Stephen Lowe

Personal information
- Full name: Stephen James Lowe
- Born: 7 May 1981 (age 45) Stevenage, Hertfordshire, England
- Batting: Left-handed
- Bowling: Leg break
- Role: Wicket-keeper
- Relations: David Lowe (brother)

Domestic team information
- 1999–2006: Hertfordshire
- 2003: Oxford UCCE

Career statistics
| Competition | First-class | List A |
| Matches | 2 | 2 |
| Runs scored | 59 | 5 |
| Batting average | 19.66 | 2.50 |
| 100s/50s | 0/0 | 0/0 |
| Top score | 38 | 5 |
| Catches/stumpings | 5/2 | 5/1 |
- Source: Cricinfo, 6 June 2011

= Stephen Lowe (cricketer) =

English cricketer

Stephen James Lowe (born 7 May 1981) is an English cricketer. Lowe is a left-handed batsman who bowls leg break, although he plays primarily as a wicket-keeper. He was born in Stevenage, Hertfordshire. Lowe's brother, David, has also played cricket for Hertfordshire.

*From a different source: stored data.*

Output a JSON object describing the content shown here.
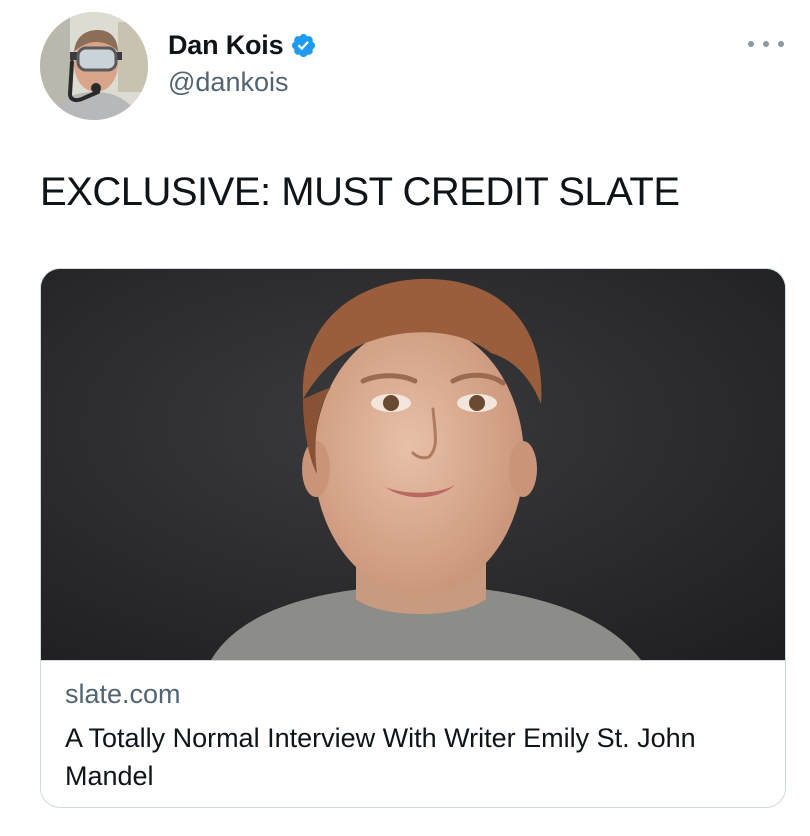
{
  "author": {
    "display_name": "Dan Kois",
    "handle": "@dankois",
    "verified": true,
    "avatar_icon": "profile-photo-snorkel-mask"
  },
  "tweet": {
    "text": "EXCLUSIVE: MUST CREDIT SLATE"
  },
  "link_card": {
    "image_icon": "portrait-photo",
    "domain": "slate.com",
    "title": "A Totally Normal Interview With Writer Emily St. John Mandel"
  },
  "colors": {
    "text_primary": "#0f1419",
    "text_secondary": "#536471",
    "verified_blue": "#1d9bf0",
    "card_border": "#cfd9de"
  }
}
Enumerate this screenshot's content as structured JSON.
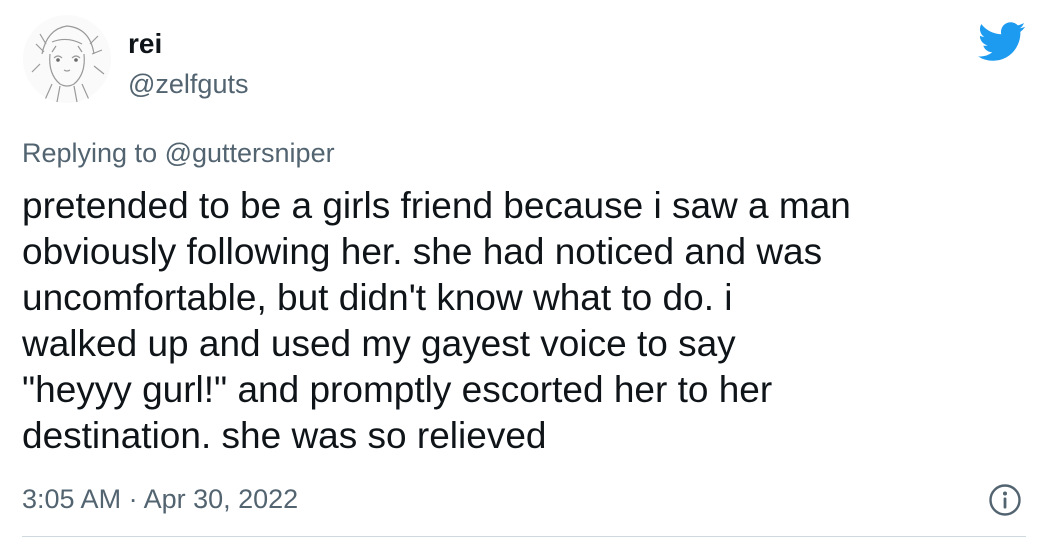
{
  "author": {
    "display_name": "rei",
    "handle": "@zelfguts",
    "avatar_icon": "avatar-sketch-icon"
  },
  "brand": {
    "icon": "twitter-bird-icon",
    "color": "#1d9bf0"
  },
  "reply": {
    "prefix": "Replying to ",
    "mention": "@guttersniper"
  },
  "tweet": {
    "lines": [
      "pretended to be a girls friend because i saw a man",
      "obviously following her. she had noticed and was",
      "uncomfortable, but didn't know what to do. i",
      "walked up and used my gayest voice to say",
      "\"heyyy gurl!\" and promptly escorted her to her",
      "destination. she was so relieved"
    ]
  },
  "meta": {
    "time": "3:05 AM",
    "separator": " · ",
    "date": "Apr 30, 2022",
    "info_icon": "info-icon"
  },
  "colors": {
    "text": "#0f1419",
    "secondary": "#536471",
    "accent": "#1d9bf0",
    "divider": "#cfd9de"
  }
}
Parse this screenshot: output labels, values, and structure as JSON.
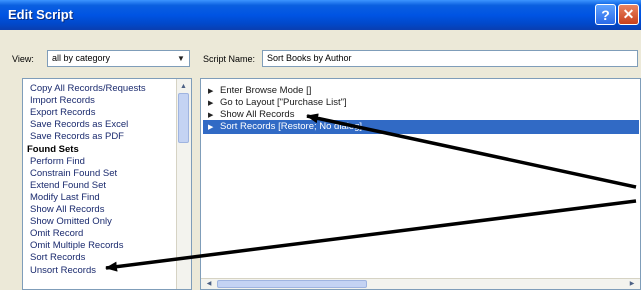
{
  "window": {
    "title": "Edit Script",
    "help_label": "?",
    "close_label": "✕"
  },
  "view": {
    "label": "View:",
    "selected": "all by category"
  },
  "script_name": {
    "label": "Script Name:",
    "value": "Sort Books by Author"
  },
  "steps_list": [
    {
      "label": "Copy All Records/Requests",
      "category": false
    },
    {
      "label": "Import Records",
      "category": false
    },
    {
      "label": "Export Records",
      "category": false
    },
    {
      "label": "Save Records as Excel",
      "category": false
    },
    {
      "label": "Save Records as PDF",
      "category": false
    },
    {
      "label": "Found Sets",
      "category": true
    },
    {
      "label": "Perform Find",
      "category": false
    },
    {
      "label": "Constrain Found Set",
      "category": false
    },
    {
      "label": "Extend Found Set",
      "category": false
    },
    {
      "label": "Modify Last Find",
      "category": false
    },
    {
      "label": "Show All Records",
      "category": false
    },
    {
      "label": "Show Omitted Only",
      "category": false
    },
    {
      "label": "Omit Record",
      "category": false
    },
    {
      "label": "Omit Multiple Records",
      "category": false
    },
    {
      "label": "Sort Records",
      "category": false
    },
    {
      "label": "Unsort Records",
      "category": false
    }
  ],
  "script_lines": [
    {
      "text": "Enter Browse Mode []",
      "selected": false
    },
    {
      "text": "Go to Layout [\"Purchase List\"]",
      "selected": false
    },
    {
      "text": "Show All Records",
      "selected": false
    },
    {
      "text": "Sort Records [Restore; No dialog]",
      "selected": true
    }
  ],
  "icons": {
    "dropdown": "chevron-down-icon",
    "bullet": "triangle-right-icon",
    "arrow": "annotation-arrow"
  },
  "colors": {
    "title_bar": "#0054e3",
    "selection": "#316ac5",
    "annotation_arrow": "#000000"
  }
}
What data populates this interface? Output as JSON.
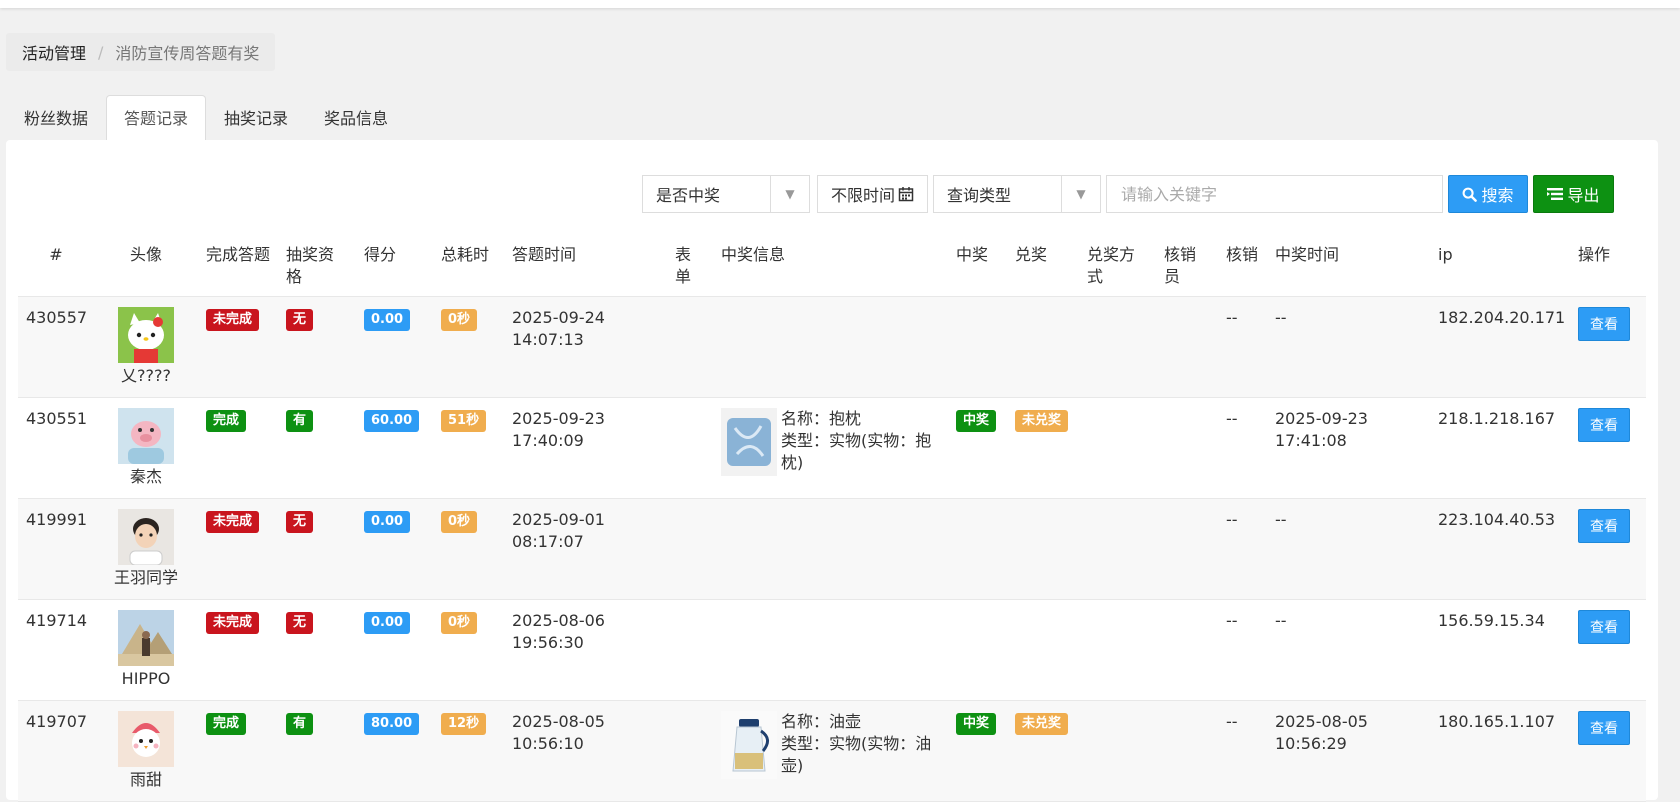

Lowe made his debut for Hertfordshire in the 1999 Minor Counties Championship against Cambridgeshire. Lowe played Minor counties cricket for Hertfordshire from 1999 to 2006, which included 29 Minor Counties Championship matches and 15 MCCA Knockout Trophy matches. In 2001, he played 2 List A matches against the Durham Cricket Board and Worcestershire, both in the Cheltenham & Gloucester Trophy. In these 2 matches, he scored 5 runs at an average of 2.50. Behind the stumps he took 5 catches and made 2 stumpings.

Lowe also played first-class cricket, making 2 appearances for Oxford UCCE in 2003 against Middlesex and Hampshire. In these 2 matches, he scored 59 runs at an average of 19.66, with a high score of 38. Behind the stumps he took 5 catches and made 2 stumpings.